Decided On August 06, 1982
H.R.RAI Appellant
V/S
COMMISSIONER OF INCOME TAX Respondents

JUDGEMENT

(1.) THIS reference is made by the Tribunal as directed by the High Court in M.C.C. No. 443 of 1974, decided on 16th November, 1979, referring for our answer the following questions of law:

(2.) THE facts in so far as relevant and briefly stated are that the reference relates to the year 1967-68. THE assessee who is a doctor did not file the return of income under s. 139(1) and the ITO issued a notice under s. 148 on 24th May, 1969. This notice was served on a person on 13th June, 1969. Initials on the office-copy of the notice in token receipt of the notice are not legible. THEreafter, a notice under s. 142(1) was issued. THE assessee filed his return on 27th December, 1969. After issuing notice under s. 143(2) and recording the statement of the assessee on oath the ITO computed the income of the assessee at Rs. 44,346 and assessed him to tax accordingly. In the proceedings before the ITO the assessee did not raise any objection that the notice under s. 148 was not served on him. THE assessee filed an appeal to the AAC. In the grounds of appeal one of the points taken was that "there being no proper service of statutory notices, the proceedings are illegal and bad in law. At the stage of argument before the AAC it was stated by the assessee that the signatures on the office-copy for receipt of the notice were not his signatures and the receipt of the notice is by a person not authorised by him. THE AAC held that it was difficult to accept this statement of the assessee made at a late stage specially considering the fact that the notice u/s. 142(1) issued on the basis of the notice u/s. 148 was accepted by the assessee all along as correct. In further appeal before the Tribunal the assessee again questioned the validity of the service of the notice. THE Tribunal negativing the contentions observed that it was not the contention of the assessee that the notice u/s. 148 issued by the ITO did not reach him. THE Tribunal held that in fact the notice had reached the assessee and he had also complied with it and filed a return in compliance with it on 27th December, 1969. THE Tribunal further found that the assessee also complied with the notices u/s. 142(1) and s. 143(2) issued by the ITO and participated in the assessment proceedings throughout without any objection. THE Tribunal on these facts concluded that even though the assessee may not have been personally served with the notice and the person who received it might not have also been authorised to receive it on his behalf, yet as the notice in fact reached the assessee and he complied with the same, the service must be held to be valid.

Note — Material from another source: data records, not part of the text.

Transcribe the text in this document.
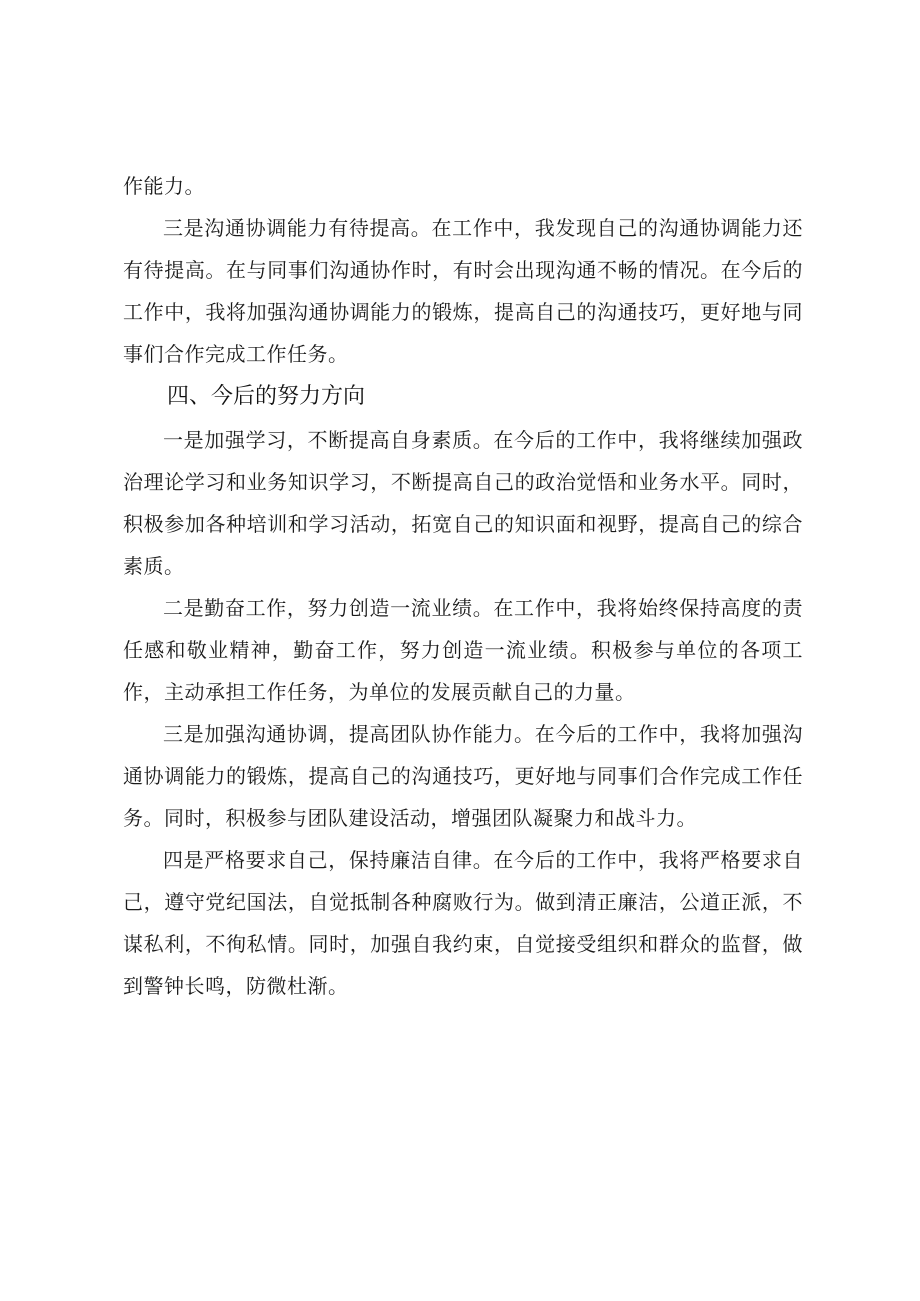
作能力。

三是沟通协调能力有待提高。在工作中，我发现自己的沟通协调能力还有待提高。在与同事们沟通协作时，有时会出现沟通不畅的情况。在今后的工作中，我将加强沟通协调能力的锻炼，提高自己的沟通技巧，更好地与同事们合作完成工作任务。

四、今后的努力方向

一是加强学习，不断提高自身素质。在今后的工作中，我将继续加强政治理论学习和业务知识学习，不断提高自己的政治觉悟和业务水平。同时，积极参加各种培训和学习活动，拓宽自己的知识面和视野，提高自己的综合素质。

二是勤奋工作，努力创造一流业绩。在工作中，我将始终保持高度的责任感和敬业精神，勤奋工作，努力创造一流业绩。积极参与单位的各项工作，主动承担工作任务，为单位的发展贡献自己的力量。

三是加强沟通协调，提高团队协作能力。在今后的工作中，我将加强沟通协调能力的锻炼，提高自己的沟通技巧，更好地与同事们合作完成工作任务。同时，积极参与团队建设活动，增强团队凝聚力和战斗力。

四是严格要求自己，保持廉洁自律。在今后的工作中，我将严格要求自己，遵守党纪国法，自觉抵制各种腐败行为。做到清正廉洁，公道正派，不谋私利，不徇私情。同时，加强自我约束，自觉接受组织和群众的监督，做到警钟长鸣，防微杜渐。
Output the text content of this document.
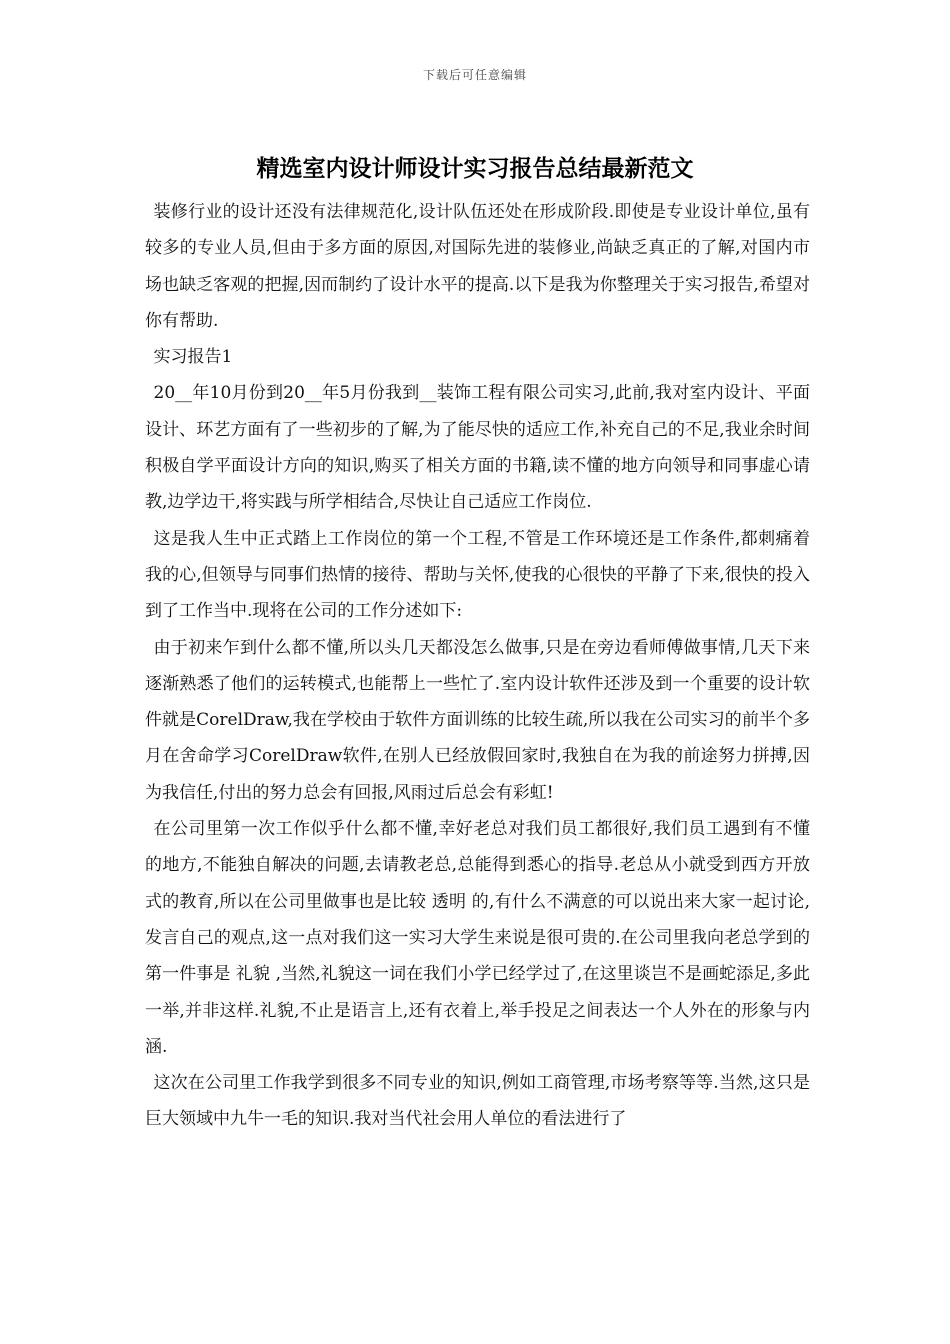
下载后可任意编辑
精选室内设计师设计实习报告总结最新范文

装修行业的设计还没有法律规范化,设计队伍还处在形成阶段.即使是专业设计单位,虽有较多的专业人员,但由于多方面的原因,对国际先进的装修业,尚缺乏真正的了解,对国内市场也缺乏客观的把握,因而制约了设计水平的提高.以下是我为你整理关于实习报告,希望对你有帮助.

实习报告1

20__年10月份到20__年5月份我到__装饰工程有限公司实习,此前,我对室内设计、平面设计、环艺方面有了一些初步的了解,为了能尽快的适应工作,补充自己的不足,我业余时间积极自学平面设计方向的知识,购买了相关方面的书籍,读不懂的地方向领导和同事虚心请教,边学边干,将实践与所学相结合,尽快让自己适应工作岗位.

这是我人生中正式踏上工作岗位的第一个工程,不管是工作环境还是工作条件,都刺痛着我的心,但领导与同事们热情的接待、帮助与关怀,使我的心很快的平静了下来,很快的投入到了工作当中.现将在公司的工作分述如下:

由于初来乍到什么都不懂,所以头几天都没怎么做事,只是在旁边看师傅做事情,几天下来逐渐熟悉了他们的运转模式,也能帮上一些忙了.室内设计软件还涉及到一个重要的设计软件就是CorelDraw,我在学校由于软件方面训练的比较生疏,所以我在公司实习的前半个多月在舍命学习CorelDraw软件,在别人已经放假回家时,我独自在为我的前途努力拼搏,因为我信任,付出的努力总会有回报,风雨过后总会有彩虹!

在公司里第一次工作似乎什么都不懂,幸好老总对我们员工都很好,我们员工遇到有不懂的地方,不能独自解决的问题,去请教老总,总能得到悉心的指导.老总从小就受到西方开放式的教育,所以在公司里做事也是比较 透明 的,有什么不满意的可以说出来大家一起讨论,发言自己的观点,这一点对我们这一实习大学生来说是很可贵的.在公司里我向老总学到的第一件事是 礼貌 ,当然,礼貌这一词在我们小学已经学过了,在这里谈岂不是画蛇添足,多此一举,并非这样.礼貌,不止是语言上,还有衣着上,举手投足之间表达一个人外在的形象与内涵.

这次在公司里工作我学到很多不同专业的知识,例如工商管理,市场考察等等.当然,这只是巨大领域中九牛一毛的知识.我对当代社会用人单位的看法进行了
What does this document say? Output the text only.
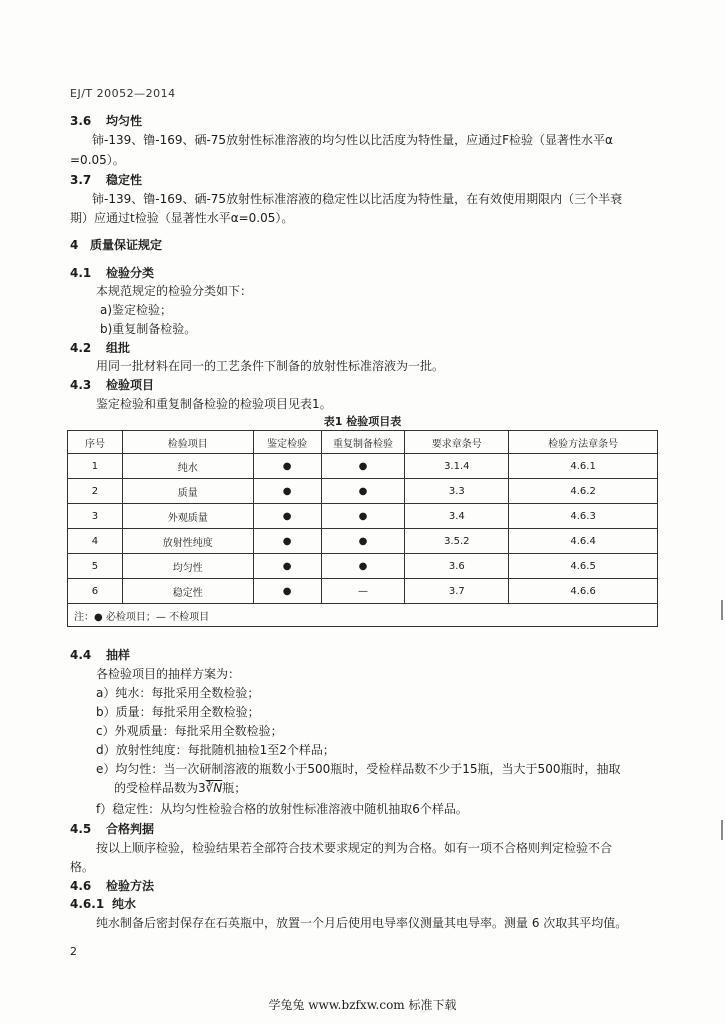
EJ/T 20052—2014
3.6 均匀性
铈-139、镥-169、硒-75放射性标准溶液的均匀性以比活度为特性量，应通过F检验（显著性水平α
=0.05）。
3.7 稳定性
铈-139、镥-169、硒-75放射性标准溶液的稳定性以比活度为特性量，在有效使用期限内（三个半衰
期）应通过t检验（显著性水平α=0.05）。
4 质量保证规定
4.1 检验分类
本规范规定的检验分类如下：
a)鉴定检验；
b)重复制备检验。
4.2 组批
用同一批材料在同一的工艺条件下制备的放射性标准溶液为一批。
4.3 检验项目
鉴定检验和重复制备检验的检验项目见表1。
表1 检验项目表
序号	检验项目	鉴定检验	重复制备检验	要求章条号	检验方法章条号
1	纯水	●	●	3.1.4	4.6.1
2	质量	●	●	3.3	4.6.2
3	外观质量	●	●	3.4	4.6.3
4	放射性纯度	●	●	3.5.2	4.6.4
5	均匀性	●	●	3.6	4.6.5
6	稳定性	●	—	3.7	4.6.6
注：● 必检项目；— 不检项目					
4.4 抽样
各检验项目的抽样方案为：
a）纯水：每批采用全数检验；
b）质量：每批采用全数检验；
c）外观质量：每批采用全数检验；
d）放射性纯度：每批随机抽检1至2个样品；
e）均匀性：当一次研制溶液的瓶数小于500瓶时，受检样品数不少于15瓶，当大于500瓶时，抽取
的受检样品数为3∛N瓶；
f）稳定性：从均匀性检验合格的放射性标准溶液中随机抽取6个样品。
4.5 合格判据
按以上顺序检验，检验结果若全部符合技术要求规定的判为合格。如有一项不合格则判定检验不合
格。
4.6 检验方法
4.6.1 纯水
纯水制备后密封保存在石英瓶中，放置一个月后使用电导率仪测量其电导率。测量 6 次取其平均值。
2
学兔兔 www.bzfxw.com 标准下载
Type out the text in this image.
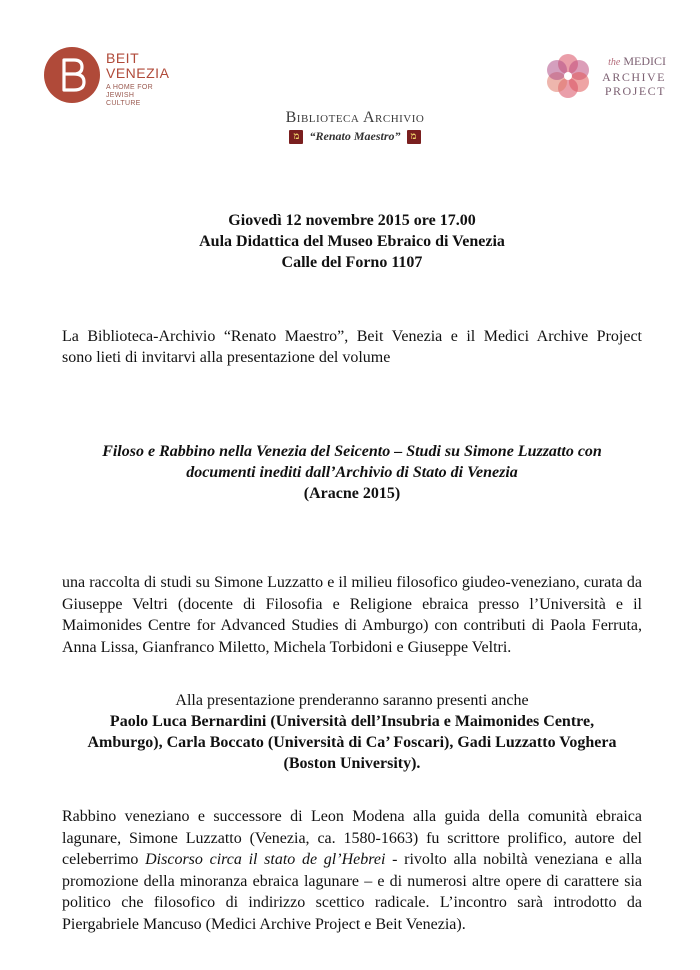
BEIT
VENEZIA
A HOME FOR JEWISH CULTURE
the MEDICI
ARCHIVE
PROJECT
Biblioteca Archivio
מ “Renato Maestro”	מ
Giovedì 12 novembre 2015 ore 17.00
Aula Didattica del Museo Ebraico di Venezia
Calle del Forno 1107
La Biblioteca-Archivio “Renato Maestro”, Beit Venezia e il Medici Archive Project
sono lieti di invitarvi alla presentazione del volume
Filoso e Rabbino nella Venezia del Seicento – Studi su Simone Luzzatto con
documenti inediti dall’Archivio di Stato di Venezia
(Aracne 2015)
una raccolta di studi su Simone Luzzatto e il milieu filosofico giudeo-veneziano, curata da Giuseppe Veltri (docente di Filosofia e Religione ebraica presso l’Università e il Maimonides Centre for Advanced Studies di Amburgo) con contributi di Paola Ferruta, Anna Lissa, Gianfranco Miletto, Michela Torbidoni e Giuseppe Veltri.
Alla presentazione prenderanno saranno presenti anche
Paolo Luca Bernardini (Università dell’Insubria e Maimonides Centre,
Amburgo), Carla Boccato (Università di Ca’ Foscari), Gadi Luzzatto Voghera
(Boston University).
Rabbino veneziano e successore di Leon Modena alla guida della comunità ebraica lagunare, Simone Luzzatto (Venezia, ca. 1580-1663) fu scrittore prolifico, autore del celeberrimo Discorso circa il stato de gl’Hebrei - rivolto alla nobiltà veneziana e alla promozione della minoranza ebraica lagunare – e di numerosi altre opere di carattere sia politico che filosofico di indirizzo scettico radicale. L’incontro sarà introdotto da Piergabriele Mancuso (Medici Archive Project e Beit Venezia).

(3.) THE assessee did not dispute before the Tribunal that he in fact received the notice. THE assessee participated throughout in the assessment proceedings before the ITO without raising any objection. Even if there was any procedural irregularity in the service of notice in that it was not served by the serving officer on the assessee personally or an agent empowered to receive service that irregularity loses all significance once it is held that the notice was in fact received by the assessee and was acted upon by him before the ITO without raising any objection. Such a procedural irregularity in service of the notice under s. 148 cannot be held to invalidate the assessment. THE view taken by us is fully supported by the decision of the Gujarat High Court in CIT vs. Bhanji Kanji's Shop (1968) 68 ITR 416. In that case it was observed that (headnote)," even if there is a procedural irregularity in the service of a notice of reassessment, if the assessee admits that he had received the notice, or from the facts it can be found that he must have received the notice, the contention on behalf of such an assessee that the notice was improperly served must be rejected". THE case of the Gujarat High Court was followed by the Patna High Court in Mahendra Kumar Agrawalla vs. ITO 1975 CTR (Pat) 33 : (1976) 103 ITR 688. We respectfully agree with the view taken in these cases.